Opera Prison
- Interactive map of Opera Prison
- Location: Via Camporgnago 40, Milan, Italy;
- Status: Operational
- Security class: Casa di reclusione
- Capacity: 918
- Population: 1,359 (19 September 2026)
- Opened: 1987
- Managed by: Ministry of Justice

= Opera Prison =

Prison in Milan, Italy

Opera Prison (officially Casa di reclusione di Milano-Opera) is a prison in Milan, Lombardy, Italy. It opened in 1987 and mainly holds prisoners with final sentences who have more than five years left to serve. In September 2026 it held 1,359 inmates against 918 official places.

Its unit for prisoners under the 41-bis regime is the second largest in Italy after the one in L'Aquila.

== History ==
The prison opened in 1987. A bunker courtroom for organised crime trials was designed next to the prison in 1996, and construction began in 1999. In 2015 Il Giornale reported that more than €11 million had been spent on the building, which was still unfinished. A separate access road was never built because the land was never expropriated, so the courtroom could only be reached by passing through the prison. The Court of Audit had opened an inquiry into the loss of public money.

In July 2021, 25 years after the project began, the courtroom was still not in use. The Ministry of Justice had provided at least €12 million for it and had allocated a further €1.5 million.

== Facilities ==
The cells were designed for one person each and now hold up to two. The prison has 818 rooms, 14 workshops, 23 classrooms, a theatre and two sports fields. Its first unit houses the high security sections and the section of the Progetto Vela treatment programme.

A new wing was planned to add about 400 places. In June 2022 it was almost finished but not yet open. In February 2026 the Ministry of Justice reported that the 392-place wing was undergoing final inspection before use.

== Population and staff ==
On 19 September 2026 the prison held 1,359 inmates. Its official capacity was 918 places, 10 of which were unavailable. In July 2022 it held 1,241 inmates for 901 places, 316 of them foreign nationals.

At the end of August 2026 the prison had 541 officers of the Penitentiary Police out of 628 planned, and 17 educators out of 22.

== High security and 41-bis unit ==
The prison holds prisoners linked to organised crime. At the time of a visit by the Italian criminal bar association in June 2022, 57 inmates were in the top high security category (AS1) and 189 in the AS3 category.

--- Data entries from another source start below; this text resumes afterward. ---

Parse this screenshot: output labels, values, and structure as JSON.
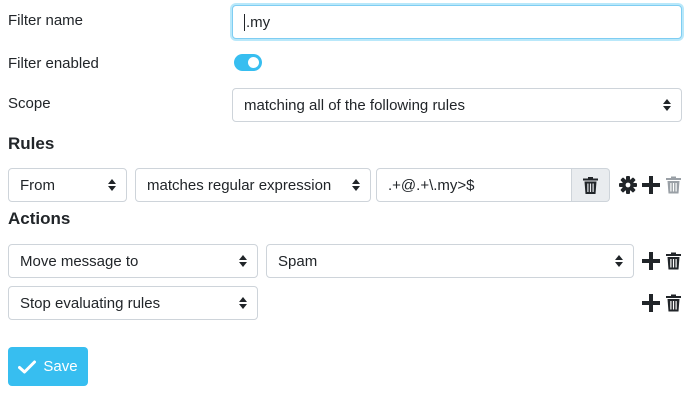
{
  "form": {
    "filter_name_label": "Filter name",
    "filter_name_value": ".my",
    "filter_enabled_label": "Filter enabled",
    "filter_enabled": true,
    "scope_label": "Scope",
    "scope_value": "matching all of the following rules"
  },
  "rules": {
    "heading": "Rules",
    "items": [
      {
        "header": "From",
        "operator": "matches regular expression",
        "value": ".+@.+\\.my>$"
      }
    ]
  },
  "actions": {
    "heading": "Actions",
    "items": [
      {
        "type": "Move message to",
        "target": "Spam"
      },
      {
        "type": "Stop evaluating rules"
      }
    ]
  },
  "save_label": "Save",
  "colors": {
    "accent": "#37bef0",
    "focus_border": "#7fcdf2"
  },
  "icons": [
    "trash-icon",
    "gear-icon",
    "plus-icon",
    "check-icon",
    "select-caret-icon"
  ]
}
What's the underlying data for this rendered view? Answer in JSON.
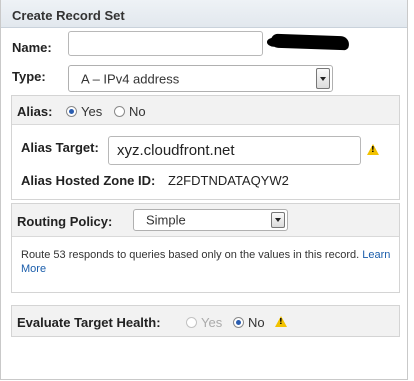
{
  "header": {
    "title": "Create Record Set"
  },
  "form": {
    "name_label": "Name:",
    "name_value": "",
    "type_label": "Type:",
    "type_value": "A – IPv4 address"
  },
  "alias": {
    "label": "Alias:",
    "yes_label": "Yes",
    "no_label": "No",
    "selected": "Yes",
    "target_label": "Alias Target:",
    "target_value": "xyz.cloudfront.net",
    "zone_label": "Alias Hosted Zone ID:",
    "zone_value": "Z2FDTNDATAQYW2"
  },
  "routing": {
    "label": "Routing Policy:",
    "value": "Simple",
    "description": "Route 53 responds to queries based only on the values in this record.",
    "learn_more": "Learn More"
  },
  "health": {
    "label": "Evaluate Target Health:",
    "yes_label": "Yes",
    "no_label": "No",
    "selected": "No",
    "yes_disabled": true
  },
  "colors": {
    "header_bg": "#e6ecf2",
    "section_head_bg": "#f2f2f2",
    "link": "#1a5dab",
    "radio_selected": "#2a5db0",
    "warning": "#f2c200"
  },
  "icons": [
    "warning-icon",
    "chevron-down-icon"
  ]
}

Opera has the second largest 41-bis unit in Italy. On 31 October 2022 it held 95 of the 728 prisoners under the regime nationwide, behind L'Aquila. On 9 November 2025 it held 99, while L'Aquila held 148 out of a national total of 726.

== Healthcare ==
The prison has a medical unit for intensified care, known by the Italian acronym SAI, and healthcare is provided by the San Paolo hospital in Milan. In 2022 the criminal bar association found that only 11 of the 18 posts for ward doctors were filled. Psychiatric care was running at about half of the 450 hours a month it should have provided.

== Work and education ==
In June 2022, 288 inmates worked for the prison administration and 55 for outside companies and cooperatives. In 2024 Il Giornale reported that more than 500 of the 1,300 inmates worked. One workshop assembled decoders and cables for Sky Italia, producing about 500,000 pieces a year, and the prison also ran a large bakery. A construction school opened inside the prison in 2023 under an agreement between the prison, the Milan builders' association and the trade unions. By May 2026 about 80 inmates had attended and 37 had been hired by building firms.

Secondary education is offered through technical and vocational schools. In 2024, 107 inmates were enrolled in university courses, 40 of them in the 41-bis unit.

== Cultural and religious projects ==
Since 2008 the reading and writing workshop Leggere libera-mente has run in the prison. It started with three hours of reading a week and grew to 22 hours of workshops, involving more than 400 inmates over the years. Its magazine, In corso d'Opera, received the Ambrogino d'oro, the highest civic award of the city of Milan.

In 2016 the Fondazione Casa dello Spirito e delle Arti opened a workshop where inmates bake communion hosts for dioceses and religious communities. On 9 April 2016 three of its workers were received by Pope Francis and brought him more than 12,000 hosts. The same foundation runs a workshop where inmates make string instruments from the wood of migrant boats landed at Lampedusa. The first violin was played in the presence of Pope Francis on 4 February 2022. Fourteen instruments built at Opera were played at La Scala on 12 February 2024, with cellists Mario Brunello and Giovanni Sollima among the soloists. In January 2026 Riccardo Muti conducted the Luigi Cherubini Youth Orchestra inside the prison, playing instruments made from the boats.